Bella Hadid usando bolsa By Far.Getty Images

O item é prático e descomplicado, daqueles que combinam com absolutamente tudo, sendo estes alguns dos fatores responsáveis pelo hit. Porém, ainda há um outro motivo que chama a atenção. Enquanto as grandes casas demoraram para emplacar a volta das shoulder bags, a By Far, fora do radar tradicional, foi capaz de se conectar com o público de forma quase instantânea. Esse, aliás, tem sido um movimento frequente. Só as peças mais simples, sem logos e de marcas ainda não tão conhecidas, como foi o caso da bolsa Rachel, são cool o suficiente a ponto de conquistar aquelas que desejam usar antes de todo mundo.

Os anos 1990 estão de volta…

O reinado das shoulder bags se deu entre o fim dos anos 1990 e início dos 2000. Para além de Carrie Bradshaw, outras tantas personagens e personalidades também se tornaram referência de estilo e, claro, estavam sempre carregando a bolsa pendurada nos ombros (daí seu nome). Foi o caso, por exemplo, de Lorelai (Lauren Graham), de Gilmore Girls, Jenna (Jennifer Garner), de De Repente 30, e até de Paris Hilton, aqui em seu papel na vida real. Naquela época, entre um grande choque de tendências, era difícil definir o que era moda. Ainda assim, era evidente como aquele modelo clamava por atenção especial, quase como um ícone cultural.

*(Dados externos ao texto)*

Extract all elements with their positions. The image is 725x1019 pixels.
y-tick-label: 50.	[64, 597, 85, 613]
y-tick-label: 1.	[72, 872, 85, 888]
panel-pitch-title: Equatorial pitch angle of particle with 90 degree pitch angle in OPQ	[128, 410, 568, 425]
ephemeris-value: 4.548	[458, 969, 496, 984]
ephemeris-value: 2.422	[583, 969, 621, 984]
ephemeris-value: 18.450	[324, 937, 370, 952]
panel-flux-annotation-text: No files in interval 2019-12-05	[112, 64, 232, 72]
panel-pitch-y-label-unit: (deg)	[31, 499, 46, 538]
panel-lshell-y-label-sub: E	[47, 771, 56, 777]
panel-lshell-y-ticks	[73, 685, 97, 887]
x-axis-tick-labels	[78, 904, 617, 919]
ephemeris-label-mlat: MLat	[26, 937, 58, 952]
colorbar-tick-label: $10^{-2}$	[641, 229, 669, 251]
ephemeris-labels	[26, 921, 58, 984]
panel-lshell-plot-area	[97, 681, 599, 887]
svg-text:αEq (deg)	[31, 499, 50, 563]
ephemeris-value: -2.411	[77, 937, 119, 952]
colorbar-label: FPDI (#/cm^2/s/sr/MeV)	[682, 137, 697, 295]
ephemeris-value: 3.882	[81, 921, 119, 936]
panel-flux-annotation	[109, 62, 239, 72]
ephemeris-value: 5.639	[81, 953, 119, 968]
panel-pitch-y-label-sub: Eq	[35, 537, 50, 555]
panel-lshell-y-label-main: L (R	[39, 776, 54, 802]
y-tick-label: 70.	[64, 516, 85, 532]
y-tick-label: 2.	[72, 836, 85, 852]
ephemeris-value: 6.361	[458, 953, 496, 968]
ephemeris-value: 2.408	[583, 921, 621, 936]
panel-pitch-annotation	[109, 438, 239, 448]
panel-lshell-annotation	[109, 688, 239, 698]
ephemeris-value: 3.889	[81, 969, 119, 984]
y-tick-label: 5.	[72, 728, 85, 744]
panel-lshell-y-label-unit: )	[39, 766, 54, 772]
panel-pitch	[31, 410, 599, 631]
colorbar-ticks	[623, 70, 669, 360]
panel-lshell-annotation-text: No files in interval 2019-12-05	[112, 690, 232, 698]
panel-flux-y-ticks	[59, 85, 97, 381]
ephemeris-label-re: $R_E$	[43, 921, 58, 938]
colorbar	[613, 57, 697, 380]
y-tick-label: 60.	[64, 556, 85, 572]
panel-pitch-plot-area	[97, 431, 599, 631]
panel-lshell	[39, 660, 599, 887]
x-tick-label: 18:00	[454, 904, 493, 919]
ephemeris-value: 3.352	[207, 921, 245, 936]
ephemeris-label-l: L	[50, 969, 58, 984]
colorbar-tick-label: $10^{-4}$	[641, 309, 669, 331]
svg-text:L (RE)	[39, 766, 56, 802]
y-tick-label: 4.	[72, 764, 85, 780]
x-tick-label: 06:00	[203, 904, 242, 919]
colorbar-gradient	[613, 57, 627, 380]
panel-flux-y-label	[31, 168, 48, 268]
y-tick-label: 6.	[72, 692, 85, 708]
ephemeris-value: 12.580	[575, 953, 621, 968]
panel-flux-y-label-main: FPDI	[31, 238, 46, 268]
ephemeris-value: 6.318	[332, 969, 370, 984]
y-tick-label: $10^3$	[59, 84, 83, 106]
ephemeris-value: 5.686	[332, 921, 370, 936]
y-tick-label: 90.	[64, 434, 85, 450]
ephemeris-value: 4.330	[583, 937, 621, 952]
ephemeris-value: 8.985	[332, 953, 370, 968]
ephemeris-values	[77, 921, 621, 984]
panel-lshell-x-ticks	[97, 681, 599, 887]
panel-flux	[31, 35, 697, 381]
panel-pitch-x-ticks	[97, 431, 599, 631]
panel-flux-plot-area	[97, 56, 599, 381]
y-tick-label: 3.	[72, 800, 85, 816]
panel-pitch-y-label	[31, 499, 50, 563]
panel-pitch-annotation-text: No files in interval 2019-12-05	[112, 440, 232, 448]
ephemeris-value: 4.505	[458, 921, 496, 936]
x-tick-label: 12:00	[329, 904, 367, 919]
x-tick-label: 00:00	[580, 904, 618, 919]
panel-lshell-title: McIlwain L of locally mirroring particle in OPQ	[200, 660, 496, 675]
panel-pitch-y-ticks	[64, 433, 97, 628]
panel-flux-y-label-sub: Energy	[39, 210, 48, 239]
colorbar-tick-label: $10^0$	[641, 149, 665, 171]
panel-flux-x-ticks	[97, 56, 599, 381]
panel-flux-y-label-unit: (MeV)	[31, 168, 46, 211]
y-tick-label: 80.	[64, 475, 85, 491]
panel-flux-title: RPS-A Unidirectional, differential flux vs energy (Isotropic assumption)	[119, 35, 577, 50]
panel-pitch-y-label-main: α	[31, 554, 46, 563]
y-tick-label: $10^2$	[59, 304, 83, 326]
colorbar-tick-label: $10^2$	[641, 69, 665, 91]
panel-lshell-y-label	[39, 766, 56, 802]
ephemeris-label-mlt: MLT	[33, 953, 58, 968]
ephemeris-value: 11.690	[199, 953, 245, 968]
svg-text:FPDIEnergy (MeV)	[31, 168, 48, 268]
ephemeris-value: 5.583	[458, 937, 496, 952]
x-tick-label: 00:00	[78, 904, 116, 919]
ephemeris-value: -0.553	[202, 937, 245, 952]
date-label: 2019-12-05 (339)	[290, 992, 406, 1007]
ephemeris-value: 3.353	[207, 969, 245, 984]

“A bolsa Baguette quebrou as regras do minimalismo dos anos 1990. Era como um distração que dava um toque de brilho e diversão para a moda. Ela quebrou o uniforme que todos nós tínhamos”, comunicou a Fendi, no aniversário de vinte anos de seu acessório mais famoso. A marca italiana ainda aproveitou a data para lançar versões atualizadas do clássico, com novas texturas e cores. Quem estrelou a campanha, aliás, foi Sarah Jessica Parker. A atriz protagonizou uma variação da icônica cena de Sex and the City e mais uma vez repetiu: “This is not a bag. It’s a Baguette”.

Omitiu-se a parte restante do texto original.